樫の木庵のマボ-マボはどこに…!? 3
「そうだよ、ネネ。村中を探したってこんなにぜいたくをして、これほど豊かなディナーを迎える家なんてないよ。ネネは村で一番の幸せ者さ」
「違うわ、お父様。私は世界で一番の幸せ者よ」
「ああ、そうだ。これは、お父さんが一本取られたよ!」
アルマンゾさんがそう言うと、ネネと顔を見合わせて、大きな笑い声を立てました。
その時になってやっと、時計台に立っている樫の木ばあちゃんの存在に気が付きました。
貧しいばあちゃんですから、凍てつくような寒い夜だと言うのに、薄い2枚のセーターを重ね着して、その上にすすけたフードつきのショールをまとっているだけでした。かわいそうなことに、手袋さえしていません。
「ねえ、お父様…」
「どうしたんだい、ネネ?」
「こんな寒い夜にマボのおばあさんは、あんなところに立って何をしているのかしら? ほら見て! 手袋もしていないのよ!」
少し離れた所にいる樫の木ばあちゃんは精一杯の声を出していますが、風が空を切るようにピューピュー泣いていますから、何も聞こえませんでした。

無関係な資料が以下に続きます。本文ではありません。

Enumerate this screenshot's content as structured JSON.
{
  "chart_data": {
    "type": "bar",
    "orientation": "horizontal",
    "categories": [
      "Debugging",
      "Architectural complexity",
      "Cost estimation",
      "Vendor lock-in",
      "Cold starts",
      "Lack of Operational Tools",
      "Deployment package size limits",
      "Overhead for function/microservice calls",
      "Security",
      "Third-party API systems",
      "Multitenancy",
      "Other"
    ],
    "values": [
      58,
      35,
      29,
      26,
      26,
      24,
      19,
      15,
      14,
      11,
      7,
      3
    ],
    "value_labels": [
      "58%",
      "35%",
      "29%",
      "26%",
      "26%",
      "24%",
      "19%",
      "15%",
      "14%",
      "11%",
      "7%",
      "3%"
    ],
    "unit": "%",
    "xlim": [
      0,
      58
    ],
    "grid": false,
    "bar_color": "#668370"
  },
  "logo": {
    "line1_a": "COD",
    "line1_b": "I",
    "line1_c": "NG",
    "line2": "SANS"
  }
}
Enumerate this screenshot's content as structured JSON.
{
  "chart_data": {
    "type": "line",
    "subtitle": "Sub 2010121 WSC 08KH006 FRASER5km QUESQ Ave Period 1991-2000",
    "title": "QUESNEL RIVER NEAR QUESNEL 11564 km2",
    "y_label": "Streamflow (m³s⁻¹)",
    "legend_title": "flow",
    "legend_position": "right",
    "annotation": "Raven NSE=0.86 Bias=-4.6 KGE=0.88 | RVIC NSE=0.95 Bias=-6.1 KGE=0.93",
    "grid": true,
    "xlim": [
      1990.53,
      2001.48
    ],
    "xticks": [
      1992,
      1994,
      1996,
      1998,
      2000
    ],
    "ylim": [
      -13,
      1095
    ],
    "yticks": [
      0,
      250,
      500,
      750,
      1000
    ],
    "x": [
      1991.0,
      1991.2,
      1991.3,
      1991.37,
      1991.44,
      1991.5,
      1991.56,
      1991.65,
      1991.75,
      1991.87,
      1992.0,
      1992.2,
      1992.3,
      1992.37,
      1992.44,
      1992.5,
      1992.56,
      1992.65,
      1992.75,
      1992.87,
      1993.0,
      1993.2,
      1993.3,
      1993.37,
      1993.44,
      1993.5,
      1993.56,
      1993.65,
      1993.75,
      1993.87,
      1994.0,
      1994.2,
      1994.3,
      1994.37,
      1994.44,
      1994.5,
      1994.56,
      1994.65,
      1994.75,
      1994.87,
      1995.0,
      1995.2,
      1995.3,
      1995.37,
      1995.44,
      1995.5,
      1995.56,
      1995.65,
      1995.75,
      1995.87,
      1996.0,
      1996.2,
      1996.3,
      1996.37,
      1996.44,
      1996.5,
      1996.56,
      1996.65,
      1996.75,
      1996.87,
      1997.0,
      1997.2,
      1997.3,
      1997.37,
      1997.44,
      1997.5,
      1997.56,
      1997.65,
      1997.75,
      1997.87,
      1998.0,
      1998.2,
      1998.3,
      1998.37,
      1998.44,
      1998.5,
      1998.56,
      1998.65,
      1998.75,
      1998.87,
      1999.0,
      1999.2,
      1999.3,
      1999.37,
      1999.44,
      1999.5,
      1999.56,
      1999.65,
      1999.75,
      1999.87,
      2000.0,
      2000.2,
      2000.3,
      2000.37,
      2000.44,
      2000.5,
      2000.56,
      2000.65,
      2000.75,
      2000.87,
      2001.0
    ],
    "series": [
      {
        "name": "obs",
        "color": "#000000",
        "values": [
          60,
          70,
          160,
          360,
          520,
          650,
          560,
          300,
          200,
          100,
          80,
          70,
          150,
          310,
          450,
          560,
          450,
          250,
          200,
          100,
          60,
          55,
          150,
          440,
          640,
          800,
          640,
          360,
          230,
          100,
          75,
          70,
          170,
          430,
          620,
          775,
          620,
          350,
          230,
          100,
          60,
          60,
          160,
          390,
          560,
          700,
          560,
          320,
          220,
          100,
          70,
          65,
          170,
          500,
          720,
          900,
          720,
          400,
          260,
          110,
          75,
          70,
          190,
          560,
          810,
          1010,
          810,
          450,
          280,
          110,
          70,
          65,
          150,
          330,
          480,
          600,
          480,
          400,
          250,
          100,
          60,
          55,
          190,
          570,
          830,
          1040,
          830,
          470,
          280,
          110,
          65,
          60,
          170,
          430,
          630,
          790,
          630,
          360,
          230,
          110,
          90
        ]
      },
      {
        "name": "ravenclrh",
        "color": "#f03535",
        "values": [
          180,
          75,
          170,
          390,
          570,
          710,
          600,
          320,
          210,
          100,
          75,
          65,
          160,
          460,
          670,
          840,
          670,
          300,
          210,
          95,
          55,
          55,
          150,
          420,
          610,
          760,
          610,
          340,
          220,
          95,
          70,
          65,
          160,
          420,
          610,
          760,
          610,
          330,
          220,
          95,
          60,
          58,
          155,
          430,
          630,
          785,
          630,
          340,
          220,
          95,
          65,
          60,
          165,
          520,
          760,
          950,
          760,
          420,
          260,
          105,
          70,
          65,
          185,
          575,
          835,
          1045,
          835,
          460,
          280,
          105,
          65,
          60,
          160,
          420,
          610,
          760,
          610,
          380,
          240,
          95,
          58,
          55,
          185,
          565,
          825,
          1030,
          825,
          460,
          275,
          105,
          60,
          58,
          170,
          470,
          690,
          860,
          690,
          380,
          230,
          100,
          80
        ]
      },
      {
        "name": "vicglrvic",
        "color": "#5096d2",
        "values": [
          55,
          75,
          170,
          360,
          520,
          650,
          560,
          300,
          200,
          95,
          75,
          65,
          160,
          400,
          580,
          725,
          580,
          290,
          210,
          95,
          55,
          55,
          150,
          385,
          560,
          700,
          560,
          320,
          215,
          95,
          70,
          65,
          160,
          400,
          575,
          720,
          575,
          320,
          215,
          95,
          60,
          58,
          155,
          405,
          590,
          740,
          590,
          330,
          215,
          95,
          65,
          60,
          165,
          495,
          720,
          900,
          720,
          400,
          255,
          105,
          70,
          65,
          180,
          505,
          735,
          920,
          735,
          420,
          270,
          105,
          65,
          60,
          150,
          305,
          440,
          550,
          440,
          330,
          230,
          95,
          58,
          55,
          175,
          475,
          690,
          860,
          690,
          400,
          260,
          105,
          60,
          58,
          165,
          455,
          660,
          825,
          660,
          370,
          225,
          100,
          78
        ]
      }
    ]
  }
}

ネネは自分のしている手袋をあげれば、樫の木ばあちゃんはどんなに喜ぶだろうと思いました。
ですが、アルマンゾさんは言いました。
「きっと誰かと待ち合わせでもしているんだよ。それに、付き合っても一文にもならない連中とは、関わらないのが賢いんだよ。
まして、何かをあげるなんてとんでもないことだ。ああいう連中はすぐにずうずうしくなり、しきりに屋敷にやってくるようになるだろう。そのたびに何かをせびられたら、どうするんだい!?
それに、ネネの手袋は金貨を出して買った上等なものなんだよ。だけど、ああいった連中は金貨なんて一枚たりとも持っていないんだ。関わると損するだけだ。さあ、ネネ、うちに帰ってディナーを食べよう」
アルマンゾさんは強くネネの手を引きました。ばあちゃんの方を心配そうに見つめるネネでしたが、引っ張られるようにその場から去って行ったのです。